THE HOLY GIRL - Narrative, Argentina/Italy/Netherlands/Spain, 2004,
106 Minutes In Spanish with English Subtitles


No sophomore slump for Lucretia Martel whose second feature THE HOLY GIRL is guaranteed to appear on many critics best- of-the-year list worldwide. As in her immensely promising debut, LA CIENAGA (THE SWAMP), screened at HFFF in 2001, THE HOLY GIRL is set in a crumbling middle-class region of Northern Argentina where the director grew up. Martel's subject is the confusion of the sacred and the profane in both erotic and religious life. When a married doctor gropes 15-year-old Amalia (Maria Alche) on the street, she takes his action and her excitement as a sign from God that she has been chosen to save him. Alche and Mercedes Moran, as her divorced mother who has her own interest in the doctor, are superb. THE HOLY GIRL is the work of a filmmaker bent on remaking traditional cinematic language to reflect the interaction of the mind and the senses and to discover, amid the fragments and chaos of everyday life, if not evidence of the Divine Plan, then at least the possibility of a perfect form. (Amy Taubin)

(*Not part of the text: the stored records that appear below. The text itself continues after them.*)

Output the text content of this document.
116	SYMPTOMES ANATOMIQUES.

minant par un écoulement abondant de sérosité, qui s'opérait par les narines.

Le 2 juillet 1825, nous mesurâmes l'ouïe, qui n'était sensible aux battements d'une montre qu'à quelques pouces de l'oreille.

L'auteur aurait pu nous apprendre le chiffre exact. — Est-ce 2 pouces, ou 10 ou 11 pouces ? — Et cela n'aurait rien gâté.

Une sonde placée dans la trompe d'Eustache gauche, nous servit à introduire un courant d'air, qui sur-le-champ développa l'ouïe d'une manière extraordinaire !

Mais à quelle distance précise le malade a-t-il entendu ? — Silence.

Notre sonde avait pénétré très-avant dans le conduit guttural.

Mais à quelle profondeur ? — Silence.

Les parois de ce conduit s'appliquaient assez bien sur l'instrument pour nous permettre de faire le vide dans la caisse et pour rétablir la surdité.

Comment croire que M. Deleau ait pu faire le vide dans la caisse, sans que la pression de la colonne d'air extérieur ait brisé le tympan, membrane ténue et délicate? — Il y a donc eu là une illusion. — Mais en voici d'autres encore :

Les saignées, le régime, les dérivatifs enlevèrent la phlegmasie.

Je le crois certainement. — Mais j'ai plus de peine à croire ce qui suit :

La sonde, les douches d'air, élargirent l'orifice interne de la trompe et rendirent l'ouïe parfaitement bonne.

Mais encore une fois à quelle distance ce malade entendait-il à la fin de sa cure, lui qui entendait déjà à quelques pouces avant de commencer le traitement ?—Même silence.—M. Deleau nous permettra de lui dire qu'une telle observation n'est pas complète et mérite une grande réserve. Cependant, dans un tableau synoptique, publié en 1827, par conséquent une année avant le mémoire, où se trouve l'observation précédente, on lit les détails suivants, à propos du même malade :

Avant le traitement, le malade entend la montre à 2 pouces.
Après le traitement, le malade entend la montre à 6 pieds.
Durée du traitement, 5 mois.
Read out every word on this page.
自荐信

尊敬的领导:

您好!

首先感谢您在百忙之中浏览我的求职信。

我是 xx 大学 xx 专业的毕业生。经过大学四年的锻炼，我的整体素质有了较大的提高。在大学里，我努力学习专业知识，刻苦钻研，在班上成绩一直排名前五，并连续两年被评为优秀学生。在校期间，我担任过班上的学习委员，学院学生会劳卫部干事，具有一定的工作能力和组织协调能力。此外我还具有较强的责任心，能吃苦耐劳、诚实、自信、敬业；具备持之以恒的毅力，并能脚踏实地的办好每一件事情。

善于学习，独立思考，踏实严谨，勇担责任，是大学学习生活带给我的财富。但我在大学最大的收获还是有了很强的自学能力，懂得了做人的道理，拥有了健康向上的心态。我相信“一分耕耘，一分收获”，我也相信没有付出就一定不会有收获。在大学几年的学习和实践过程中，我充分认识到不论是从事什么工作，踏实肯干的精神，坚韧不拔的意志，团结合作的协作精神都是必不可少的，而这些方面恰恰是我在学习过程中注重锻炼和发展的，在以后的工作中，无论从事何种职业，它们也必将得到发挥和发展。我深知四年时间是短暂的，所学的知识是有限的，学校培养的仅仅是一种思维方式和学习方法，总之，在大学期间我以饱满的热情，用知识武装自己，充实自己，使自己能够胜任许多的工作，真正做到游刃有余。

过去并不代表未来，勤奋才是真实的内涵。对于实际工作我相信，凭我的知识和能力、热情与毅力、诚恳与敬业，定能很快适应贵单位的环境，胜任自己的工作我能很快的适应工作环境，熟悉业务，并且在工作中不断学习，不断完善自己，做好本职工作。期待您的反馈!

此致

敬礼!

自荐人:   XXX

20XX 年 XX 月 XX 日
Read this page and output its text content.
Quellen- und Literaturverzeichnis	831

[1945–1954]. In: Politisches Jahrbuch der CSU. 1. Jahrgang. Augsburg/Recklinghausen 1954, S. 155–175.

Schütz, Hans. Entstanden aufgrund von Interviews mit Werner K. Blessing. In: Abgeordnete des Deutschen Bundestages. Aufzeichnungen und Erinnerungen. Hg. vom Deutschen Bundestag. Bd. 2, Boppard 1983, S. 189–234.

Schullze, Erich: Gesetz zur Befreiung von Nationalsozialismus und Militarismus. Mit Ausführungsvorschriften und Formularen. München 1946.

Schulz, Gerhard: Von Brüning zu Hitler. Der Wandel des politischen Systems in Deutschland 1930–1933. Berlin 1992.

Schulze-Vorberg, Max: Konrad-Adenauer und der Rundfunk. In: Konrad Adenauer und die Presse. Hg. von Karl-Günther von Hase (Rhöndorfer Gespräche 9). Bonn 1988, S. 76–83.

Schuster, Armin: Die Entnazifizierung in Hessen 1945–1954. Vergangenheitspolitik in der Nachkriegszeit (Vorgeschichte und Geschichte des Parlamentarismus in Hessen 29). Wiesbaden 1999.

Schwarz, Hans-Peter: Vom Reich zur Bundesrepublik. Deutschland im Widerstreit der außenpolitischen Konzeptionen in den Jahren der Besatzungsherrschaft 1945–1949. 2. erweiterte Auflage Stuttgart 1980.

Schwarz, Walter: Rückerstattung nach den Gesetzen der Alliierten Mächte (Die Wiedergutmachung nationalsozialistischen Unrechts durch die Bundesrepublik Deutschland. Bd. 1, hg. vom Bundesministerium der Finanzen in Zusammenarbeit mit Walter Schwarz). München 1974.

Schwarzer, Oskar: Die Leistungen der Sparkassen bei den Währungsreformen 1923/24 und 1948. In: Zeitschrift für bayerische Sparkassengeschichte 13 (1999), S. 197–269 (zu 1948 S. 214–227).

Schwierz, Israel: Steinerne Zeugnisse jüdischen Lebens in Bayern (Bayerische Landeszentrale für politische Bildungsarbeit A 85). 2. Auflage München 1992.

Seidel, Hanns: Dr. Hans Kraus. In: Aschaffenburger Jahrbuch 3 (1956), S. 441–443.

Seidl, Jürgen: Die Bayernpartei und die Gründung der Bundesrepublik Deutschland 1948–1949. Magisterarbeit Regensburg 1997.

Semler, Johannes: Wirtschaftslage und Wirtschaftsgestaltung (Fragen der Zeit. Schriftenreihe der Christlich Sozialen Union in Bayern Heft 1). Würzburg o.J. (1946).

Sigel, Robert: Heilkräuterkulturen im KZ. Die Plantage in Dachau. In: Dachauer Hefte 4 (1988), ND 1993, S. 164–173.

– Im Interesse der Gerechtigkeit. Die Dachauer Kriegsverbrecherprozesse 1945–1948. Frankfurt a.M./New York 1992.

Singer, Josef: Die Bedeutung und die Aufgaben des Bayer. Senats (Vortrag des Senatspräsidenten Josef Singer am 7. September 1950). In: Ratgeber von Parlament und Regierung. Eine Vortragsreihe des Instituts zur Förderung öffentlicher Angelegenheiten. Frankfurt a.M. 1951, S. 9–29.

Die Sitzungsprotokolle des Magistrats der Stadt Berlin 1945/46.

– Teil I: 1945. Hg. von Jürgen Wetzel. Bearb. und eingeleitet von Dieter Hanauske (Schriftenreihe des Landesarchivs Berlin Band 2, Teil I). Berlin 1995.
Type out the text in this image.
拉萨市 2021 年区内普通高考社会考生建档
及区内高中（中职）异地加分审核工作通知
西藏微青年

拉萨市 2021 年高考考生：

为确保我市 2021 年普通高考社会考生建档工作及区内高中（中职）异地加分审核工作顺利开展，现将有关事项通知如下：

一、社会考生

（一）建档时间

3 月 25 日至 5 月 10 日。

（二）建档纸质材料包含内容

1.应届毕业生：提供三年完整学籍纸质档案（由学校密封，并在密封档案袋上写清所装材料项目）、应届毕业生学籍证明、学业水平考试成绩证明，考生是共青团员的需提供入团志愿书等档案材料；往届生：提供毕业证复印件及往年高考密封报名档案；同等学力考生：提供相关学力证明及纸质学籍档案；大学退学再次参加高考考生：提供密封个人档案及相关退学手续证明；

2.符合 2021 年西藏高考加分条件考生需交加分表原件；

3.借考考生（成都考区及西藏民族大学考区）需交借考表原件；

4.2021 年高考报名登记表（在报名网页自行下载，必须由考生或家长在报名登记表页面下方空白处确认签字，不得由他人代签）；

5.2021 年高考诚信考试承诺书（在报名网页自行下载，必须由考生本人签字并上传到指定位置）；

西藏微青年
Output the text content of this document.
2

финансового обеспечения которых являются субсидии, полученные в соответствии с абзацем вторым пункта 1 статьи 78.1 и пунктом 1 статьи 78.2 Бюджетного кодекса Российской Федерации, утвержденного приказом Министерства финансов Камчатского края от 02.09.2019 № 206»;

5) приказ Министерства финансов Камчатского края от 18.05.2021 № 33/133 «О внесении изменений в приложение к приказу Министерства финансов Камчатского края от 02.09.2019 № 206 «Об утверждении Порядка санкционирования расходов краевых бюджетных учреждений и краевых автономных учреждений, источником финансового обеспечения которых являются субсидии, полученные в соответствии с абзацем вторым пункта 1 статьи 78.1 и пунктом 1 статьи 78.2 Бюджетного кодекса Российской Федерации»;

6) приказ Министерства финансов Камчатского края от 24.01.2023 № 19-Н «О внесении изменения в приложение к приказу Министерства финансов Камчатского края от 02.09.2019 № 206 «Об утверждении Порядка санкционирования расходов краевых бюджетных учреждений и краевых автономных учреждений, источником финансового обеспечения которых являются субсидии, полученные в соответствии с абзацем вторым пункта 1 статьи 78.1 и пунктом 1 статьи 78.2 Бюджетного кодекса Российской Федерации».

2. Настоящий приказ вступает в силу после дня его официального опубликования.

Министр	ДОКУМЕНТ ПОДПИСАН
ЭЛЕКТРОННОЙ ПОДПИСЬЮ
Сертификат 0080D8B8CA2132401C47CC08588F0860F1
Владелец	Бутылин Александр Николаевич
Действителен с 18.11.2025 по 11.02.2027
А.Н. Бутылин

Writer/Director: Lucrecia Martel
Producer: Lita Stantic

Lucrecia Martel was born in Salta, Northern Argentina, in 1966. In 1986 she moved to Buenos Aires to study communication. She made a few short films, among them REY MUERTO (DEAD KING), which received several international awards. Between 1995-1998 she directed widely acclaimed documentaries for television and children's programs with a dark sense of humor. In 1999 she received the Sundance+-/ NHK Filmmakers Award for her script LA CIENAGA (THE SWAMP) about families in Northern Argentina.